Il n’y a pas encore la marina figurant sur la carte.
Il n’y a plus de place au quai de la grande jetée qui protège le port, et je n’ai pas trop envie de me mettre à couple le plan d’eau étant très agité.
Je mouille mon ancre arrière, car avec un vent latéral et peu de place, je ne peux seul gérer mouillage avant et moteur. J’approche mon étrave de la jetée intérieure protégeant le port de pêche.
Ça ira pour aujourd’hui.
La nuit tombe déjà et très bientôt j’ai rendez-vous avec la radio qui retransmet les matchs retour de coupe d’Europe.
Je ne dors pas tranquille parce que la houle s’est amplifiée et nous roulons beaucoup.
A 8 heures, je suis debout et note que le baromètre est sérieusement descendu.
Cela confirme la météo d’hier soir : S.O. 5 à 7.
Le vent me prend par l’arrière, sur mon ancre.
Si ça se corse, il ne sera pas facile de déraper, surtout seul pour manœuvrer et remonter l’ancre.
Par prudence, je me mets à l’eau et porte une aussière arrière jusqu’au quai perpendiculaire. Cela devrait soulager l’ancre.
Mon installation à peine terminée, les choses sérieuses commencent. Des rafales de plus en plus violentes malmènent les mouillages.
Mon voisin se retrouve rapidement étrave contre quai et plusieurs autres sont en train d’essayer de se dégager.

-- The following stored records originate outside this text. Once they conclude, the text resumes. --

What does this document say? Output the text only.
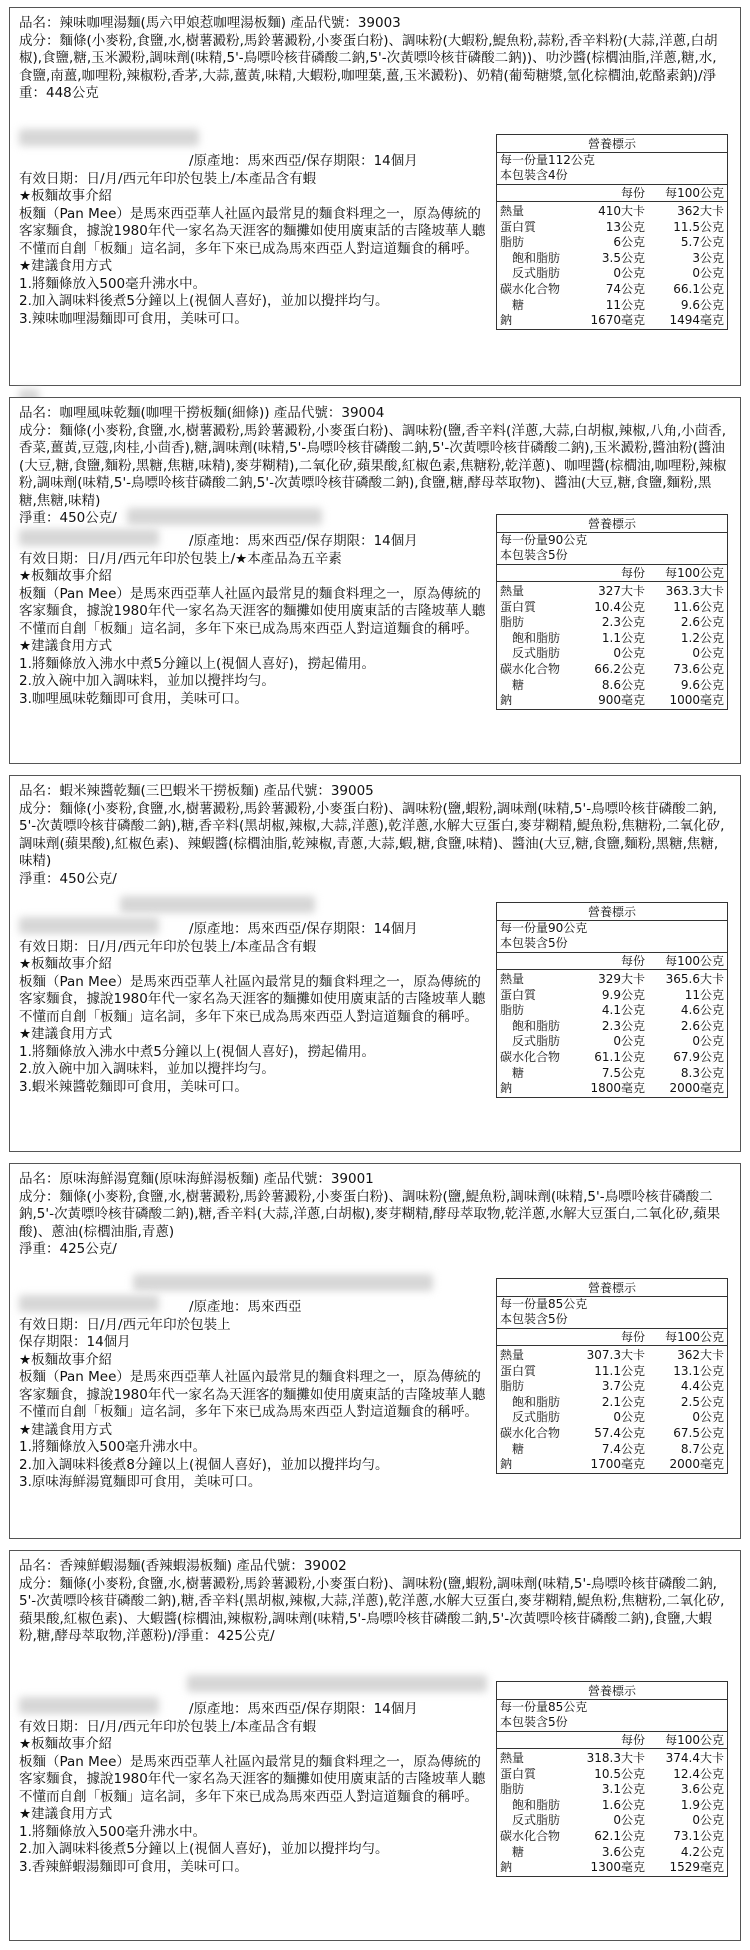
品名：辣味咖哩湯麵(馬六甲娘惹咖哩湯板麵) 產品代號：39003
成分：麵條(小麥粉,食鹽,水,樹薯澱粉,馬鈴薯澱粉,小麥蛋白粉)、調味粉(大蝦粉,鯷魚粉,蒜粉,香辛料粉(大蒜,洋蔥,白胡椒),食鹽,糖,玉米澱粉,調味劑(味精,5'-鳥嘌呤核苷磷酸二鈉,5'-次黃嘌呤核苷磷酸二鈉))、叻沙醬(棕櫚油脂,洋蔥,糖,水,食鹽,南薑,咖哩粉,辣椒粉,香茅,大蒜,薑黃,味精,大蝦粉,咖哩葉,薑,玉米澱粉)、奶精(葡萄糖漿,氫化棕櫚油,乾酪素鈉)/淨重：448公克
/原產地：馬來西亞/保存期限：14個月
有效日期：日/月/西元年印於包裝上/本產品含有蝦
★板麵故事介紹
板麵（Pan Mee）是馬來西亞華人社區內最常見的麵食料理之一，原為傳統的客家麵食，據說1980年代一家名為天涯客的麵攤如使用廣東話的吉隆坡華人聽不懂而自創「板麵」這名詞，多年下來已成為馬來西亞人對這道麵食的稱呼。
★建議食用方式
1.將麵條放入500毫升沸水中。
2.加入調味料後煮5分鐘以上(視個人喜好)，並加以攪拌均勻。
3.辣味咖哩湯麵即可食用，美味可口。
營養標示
每一份量112公克
本包裝含4份
每份	每100公克
熱量	410大卡	362大卡
蛋白質	13公克	11.5公克
脂肪	6公克	5.7公克
飽和脂肪	3.5公克	3公克
反式脂肪	0公克	0公克
碳水化合物	74公克	66.1公克
糖	11公克	9.6公克
鈉	1670毫克	1494毫克
品名：咖哩風味乾麵(咖哩干撈板麵(細條)) 產品代號：39004
成分：麵條(小麥粉,食鹽,水,樹薯澱粉,馬鈴薯澱粉,小麥蛋白粉)、調味粉(鹽,香辛料(洋蔥,大蒜,白胡椒,辣椒,八角,小茴香,香菜,薑黃,豆蔻,肉桂,小茴香),糖,調味劑(味精,5'-鳥嘌呤核苷磷酸二鈉,5'-次黃嘌呤核苷磷酸二鈉),玉米澱粉,醬油粉(醬油(大豆,糖,食鹽,麵粉,黑糖,焦糖,味精),麥芽糊精),二氧化矽,蘋果酸,紅椒色素,焦糖粉,乾洋蔥)、咖哩醬(棕櫚油,咖哩粉,辣椒粉,調味劑(味精,5'-鳥嘌呤核苷磷酸二鈉,5'-次黃嘌呤核苷磷酸二鈉),食鹽,糖,酵母萃取物)、醬油(大豆,糖,食鹽,麵粉,黑糖,焦糖,味精)
淨重：450公克/
/原產地：馬來西亞/保存期限：14個月
有效日期：日/月/西元年印於包裝上/★本產品為五辛素
★板麵故事介紹
板麵（Pan Mee）是馬來西亞華人社區內最常見的麵食料理之一，原為傳統的客家麵食，據說1980年代一家名為天涯客的麵攤如使用廣東話的吉隆坡華人聽不懂而自創「板麵」這名詞，多年下來已成為馬來西亞人對這道麵食的稱呼。
★建議食用方式
1.將麵條放入沸水中煮5分鐘以上(視個人喜好)，撈起備用。
2.放入碗中加入調味料，並加以攪拌均勻。
3.咖哩風味乾麵即可食用，美味可口。
營養標示
每一份量90公克
本包裝含5份
每份	每100公克
熱量	327大卡	363.3大卡
蛋白質	10.4公克	11.6公克
脂肪	2.3公克	2.6公克
飽和脂肪	1.1公克	1.2公克
反式脂肪	0公克	0公克
碳水化合物	66.2公克	73.6公克
糖	8.6公克	9.6公克
鈉	900毫克	1000毫克
品名：蝦米辣醬乾麵(三巴蝦米干撈板麵) 產品代號：39005
成分：麵條(小麥粉,食鹽,水,樹薯澱粉,馬鈴薯澱粉,小麥蛋白粉)、調味粉(鹽,蝦粉,調味劑(味精,5'-鳥嘌呤核苷磷酸二鈉,5'-次黃嘌呤核苷磷酸二鈉),糖,香辛料(黑胡椒,辣椒,大蒜,洋蔥),乾洋蔥,水解大豆蛋白,麥芽糊精,鯷魚粉,焦糖粉,二氧化矽,調味劑(蘋果酸),紅椒色素)、辣蝦醬(棕櫚油脂,乾辣椒,青蔥,大蒜,蝦,糖,食鹽,味精)、醬油(大豆,糖,食鹽,麵粉,黑糖,焦糖,味精)
淨重：450公克/
/原產地：馬來西亞/保存期限：14個月
有效日期：日/月/西元年印於包裝上/本產品含有蝦
★板麵故事介紹
板麵（Pan Mee）是馬來西亞華人社區內最常見的麵食料理之一，原為傳統的客家麵食，據說1980年代一家名為天涯客的麵攤如使用廣東話的吉隆坡華人聽不懂而自創「板麵」這名詞，多年下來已成為馬來西亞人對這道麵食的稱呼。
★建議食用方式
1.將麵條放入沸水中煮5分鐘以上(視個人喜好)，撈起備用。
2.放入碗中加入調味料，並加以攪拌均勻。
3.蝦米辣醬乾麵即可食用，美味可口。
營養標示
每一份量90公克
本包裝含5份
每份	每100公克
熱量	329大卡	365.6大卡
蛋白質	9.9公克	11公克
脂肪	4.1公克	4.6公克
飽和脂肪	2.3公克	2.6公克
反式脂肪	0公克	0公克
碳水化合物	61.1公克	67.9公克
糖	7.5公克	8.3公克
鈉	1800毫克	2000毫克
品名：原味海鮮湯寬麵(原味海鮮湯板麵) 產品代號：39001
成分：麵條(小麥粉,食鹽,水,樹薯澱粉,馬鈴薯澱粉,小麥蛋白粉)、調味粉(鹽,鯷魚粉,調味劑(味精,5'-鳥嘌呤核苷磷酸二鈉,5'-次黃嘌呤核苷磷酸二鈉),糖,香辛料(大蒜,洋蔥,白胡椒),麥芽糊精,酵母萃取物,乾洋蔥,水解大豆蛋白,二氧化矽,蘋果酸)、蔥油(棕櫚油脂,青蔥)
淨重：425公克/
/原產地：馬來西亞
有效日期：日/月/西元年印於包裝上
保存期限：14個月
★板麵故事介紹
板麵（Pan Mee）是馬來西亞華人社區內最常見的麵食料理之一，原為傳統的客家麵食，據說1980年代一家名為天涯客的麵攤如使用廣東話的吉隆坡華人聽不懂而自創「板麵」這名詞，多年下來已成為馬來西亞人對這道麵食的稱呼。
★建議食用方式
1.將麵條放入500毫升沸水中。
2.加入調味料後煮8分鐘以上(視個人喜好)，並加以攪拌均勻。
3.原味海鮮湯寬麵即可食用，美味可口。
營養標示
每一份量85公克
本包裝含5份
每份	每100公克
熱量	307.3大卡	362大卡
蛋白質	11.1公克	13.1公克
脂肪	3.7公克	4.4公克
飽和脂肪	2.1公克	2.5公克
反式脂肪	0公克	0公克
碳水化合物	57.4公克	67.5公克
糖	7.4公克	8.7公克
鈉	1700毫克	2000毫克
品名：香辣鮮蝦湯麵(香辣蝦湯板麵) 產品代號：39002
成分：麵條(小麥粉,食鹽,水,樹薯澱粉,馬鈴薯澱粉,小麥蛋白粉)、調味粉(鹽,蝦粉,調味劑(味精,5'-鳥嘌呤核苷磷酸二鈉,5'-次黃嘌呤核苷磷酸二鈉),糖,香辛料(黑胡椒,辣椒,大蒜,洋蔥),乾洋蔥,水解大豆蛋白,麥芽糊精,鯷魚粉,焦糖粉,二氧化矽,蘋果酸,紅椒色素)、大蝦醬(棕櫚油,辣椒粉,調味劑(味精,5'-鳥嘌呤核苷磷酸二鈉,5'-次黃嘌呤核苷磷酸二鈉),食鹽,大蝦粉,糖,酵母萃取物,洋蔥粉)/淨重：425公克/
/原產地：馬來西亞/保存期限：14個月
有效日期：日/月/西元年印於包裝上/本產品含有蝦
★板麵故事介紹
板麵（Pan Mee）是馬來西亞華人社區內最常見的麵食料理之一，原為傳統的客家麵食，據說1980年代一家名為天涯客的麵攤如使用廣東話的吉隆坡華人聽不懂而自創「板麵」這名詞，多年下來已成為馬來西亞人對這道麵食的稱呼。
★建議食用方式
1.將麵條放入500毫升沸水中。
2.加入調味料後煮5分鐘以上(視個人喜好)，並加以攪拌均勻。
3.香辣鮮蝦湯麵即可食用，美味可口。
營養標示
每一份量85公克
本包裝含5份
每份	每100公克
熱量	318.3大卡	374.4大卡
蛋白質	10.5公克	12.4公克
脂肪	3.1公克	3.6公克
飽和脂肪	1.6公克	1.9公克
反式脂肪	0公克	0公克
碳水化合物	62.1公克	73.1公克
糖	3.6公克	4.2公克
鈉	1300毫克	1529毫克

Pour l’instant mon installation semble efficace et je peux aider mon vis-à-vis à se dégager du quai, mais le 5-7 n’est pas encore établi et je n’ai pas envie de l’attendre dans cette position.
Nous sommes informés que le Capitaine du port nous autorise à venir dans le bassin des pêcheurs et personne ne se fait prier.
La manœuvre de dégagement se déroule mieux que je ne le craignais, car assuré par l’aussière, je peux remonter mon mouillage sur le zodiac et me déplacer ensuite.
À la météo du soir, il n’est question que de force 9-10 et 11 sur presque toutes les zones.
Au large d’Alicante les vagues atteindraient 13 mètres ?
Le vent s’établissant O – S.O, nous sommes relativement bien protégés par l’île ; dans ce bassin aucun risque.
Au matin, le plan d’eau est beaucoup plus calme. Je pense que le vent remonte au N.O. et ne peut plus franchir l’île qui nous protège totalement.
La plupart des voiliers quittent le port et j’en profite pour prendre une place au quai extérieur. C’est quand même plus sympa, car beaucoup de baladeurs circulent sur cette jetée et cela occupe le regard.
Je n’ai pas envie de partir parce que le détroit entre les îles doit être terriblement exposé. Je peux voir à 2 – 3 miles, à la pointe N.E. de Majorque, des vagues impressionnantes ; il serait étonnant qu’il n’y ait pas aussi beaucoup de vent.
La météo n’annonce pas force 10 sans raison.
Ceux qui ont quitté le port descendaient au Sud, sous la protection de l’île.
Le baromètre remonte un peu : 1004 millibars. Pardon aujourd’hui on dit hectopascals…
Il se pourrait bien que le front froid approche.